You'd like to help contribute to this project? Excellent! Here is how you can do so. Read carefully.
Technical indicator is a function which is calculated for every point
of a time series considering the point's preceding history. Bar is a point of
the time series. Time series are represented as a set of arrays of
doubles, each array representing a bar component. The following components
are allowed: open
, high
, low
, close
, volume
, series
(the latter can be used when it is the only component). Each indicator has zero or more options (such as a lookback period or some coefficient). Each indicator produces one or more output arrays.
Each indicator has at least one implementation, named ti_xxx
(assuming xxx as the indicator name), which is written to be performant.
It can also have a reference implementation ti_xxx_ref
, written in
a trivial way, which is used to match against in tests.
Some indicators do also have a streaming (stateful) implementation.
The state is stored in struct ti_stream_xxx : ti_stream { ... }
. It is
allocated/constructed in ti_xxx_stream_new
and destructed/deallocated
in ti_xxx_stream_free
. Call to ti_xxx_stream_run
computes the
indicator for new data.
Helper function ti_xxx_start
tells how much input the indicator will consume without producing output.
The indicator implementations live in the indicators/
dir.
The index of indicators available in the library is stored in
indicators.yaml
. Each entry describes the following properties of
an indicator:
- short name; elaborated name;
- type (unused, kept for historical reasons);
- inputs, options, outputs (their names);
- if there are reference or streaming implementations provided;
- original source of the indicator definition.
Based on this index, codegen.py
generates indicators.h
(the header
file of the whole library) and indicators_index.c
(supplementary
table of indicators; it replicates indicators.yaml and adds
support for querying indicators by name at runtime).
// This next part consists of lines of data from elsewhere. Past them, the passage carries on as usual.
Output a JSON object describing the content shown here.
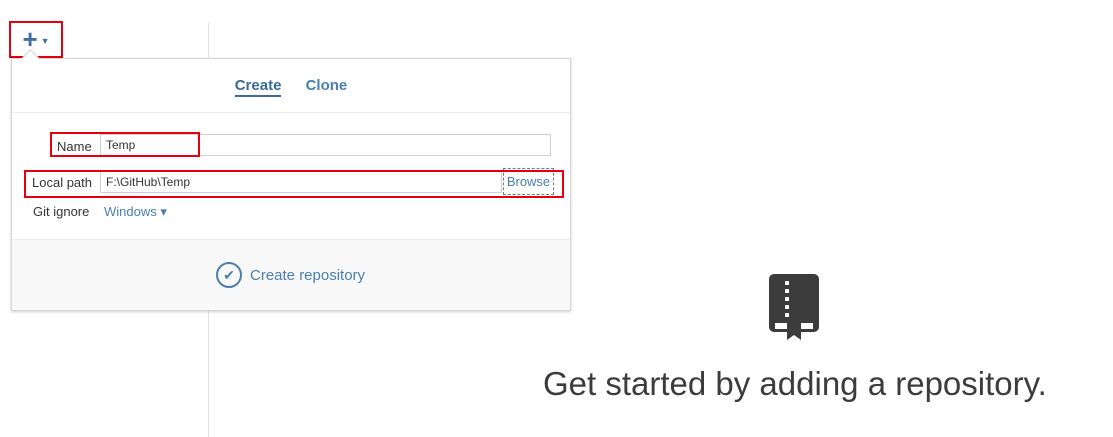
{
  "toolbar": {
    "add_icon": "plus-icon",
    "caret_icon": "caret-down-icon"
  },
  "popup": {
    "tabs": [
      {
        "label": "Create",
        "active": true
      },
      {
        "label": "Clone",
        "active": false
      }
    ],
    "name": {
      "label": "Name",
      "value": "Temp"
    },
    "local_path": {
      "label": "Local path",
      "value": "F:\\GitHub\\Temp",
      "browse_label": "Browse"
    },
    "git_ignore": {
      "label": "Git ignore",
      "value": "Windows ▾"
    },
    "create_button_label": "Create repository"
  },
  "empty_state": {
    "icon": "repo-book-icon",
    "message": "Get started by adding a repository."
  },
  "colors": {
    "accent": "#4a7fb0",
    "highlight": "#e3000f"
  }
}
Whenever
codegen.py
finds an entry in indicators.yaml which does
not have a corresponding implementation, it generates the boilerplate
and invites the programmer to write one.
- benchmark2:
- checks different implementations for producing equal results,
- benchmarks them.
- fuzzer: feeds in wild combinations of options, tries to crash the implementation;
- smoke: matches outputs against precomputed values.
Debug configuration on Linux enables the following sanitizers: -fsanitize=undefined
, -fsanitize=address
, -fsanitize=leak
.
Dependencies: clang with C++17 support, cmake, python3.
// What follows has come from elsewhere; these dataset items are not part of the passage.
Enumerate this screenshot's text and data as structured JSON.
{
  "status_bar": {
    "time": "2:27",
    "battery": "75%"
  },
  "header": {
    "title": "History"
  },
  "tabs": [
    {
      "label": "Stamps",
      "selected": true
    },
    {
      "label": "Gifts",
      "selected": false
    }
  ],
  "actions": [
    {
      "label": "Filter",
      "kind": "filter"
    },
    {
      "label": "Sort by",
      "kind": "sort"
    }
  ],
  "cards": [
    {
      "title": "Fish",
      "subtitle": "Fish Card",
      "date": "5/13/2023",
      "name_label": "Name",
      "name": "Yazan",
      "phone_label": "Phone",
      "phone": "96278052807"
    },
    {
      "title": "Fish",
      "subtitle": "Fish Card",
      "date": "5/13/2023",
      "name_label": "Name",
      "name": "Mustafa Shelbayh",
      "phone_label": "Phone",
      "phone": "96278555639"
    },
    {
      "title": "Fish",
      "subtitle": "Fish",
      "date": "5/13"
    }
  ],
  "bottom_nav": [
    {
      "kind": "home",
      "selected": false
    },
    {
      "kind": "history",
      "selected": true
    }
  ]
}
Find a reliable (preferably, original) source like a book or a publication at traders.com.
Add an entry to indicators.yaml
and run codegen.py
.
When naming inputs, options, and outputs, follow these conventions:
- input names must be a subset of
open
,high
,low
,close
,volume
,series
(series is allowed only when it's the only input); - option names should be taken from the original definition, but the lookback period should be named 'period', not length or something;
- output names should start with the short name of the indicator;
- neither of the names can start with a digit nor contain spaces.
Checkout a new branch. Write an implementation in indicators/xxx.cc
.
You are encouraged to look at the recently added indicators for
some idiomatic constructs.
When implementing ti_xxx_ref
, please keep as close to the definition
as possible. When implementing the other two variants, make them as
much performant as possible. In particular, choose the optimal data
structures and compute everything in one pass.
Some util macros and data structures you may find useful: ringbuf.hh, log.h.
Don't forget to add a custom option setter in benchmark2.c
if needed.
If the author provides an example computation, add it to
smoke-testcases/extra.txt
. It will be matched against in the smoke suite.
Make sure your implementation passes tests in debug mode:
# Build:
mkdir build && cd build
cmake .. -DCMAKE_BUILD_TYPE=Debug
cmake --build . -j
# Test:
LD_PRELOAD=libasan.so.5 ./benchmark2 xxx
ctest --output-on-failure -R 'fuzzer|smoke'
Squash your commits into a single one.
Your PR must contain:
- the source from which you've taken the definition,
- a screenshot of the definition,
- clarifying comments, optionally.
You may be asked to sign a CLA.
Wait for the tests to finish. Btw, our testing server is configured in such a way that when testing a PR, it runs only the relevant tests from the test suites, based on the branch name: if the first word in the dash-separated last slash-separated part of the branch name is the name of an indicator, it is considered to be the current indicator and the only one to be tested. For instance:
sma
,sma-fix
,sma-smth
will only run tests for the sma indicator,feature/DEV-230/sma
,feature/DEV-231/sma-fix
will do so as well,feature/DEV-232/fix-sma
will run the whole suite (until we've got an indicator named 'fix').
Name your branches wisely.
- Tests are green
- Reference implementation matches the original definition
- Vectorized implementation goes in one pass, performs no unnecessary allocations
- Optimal data structures and algorithms are used in both vectorized and streaming implementations
- Naming conventions are respected in
indicators.yaml
- Commit history is cleaned up
- CLA is signed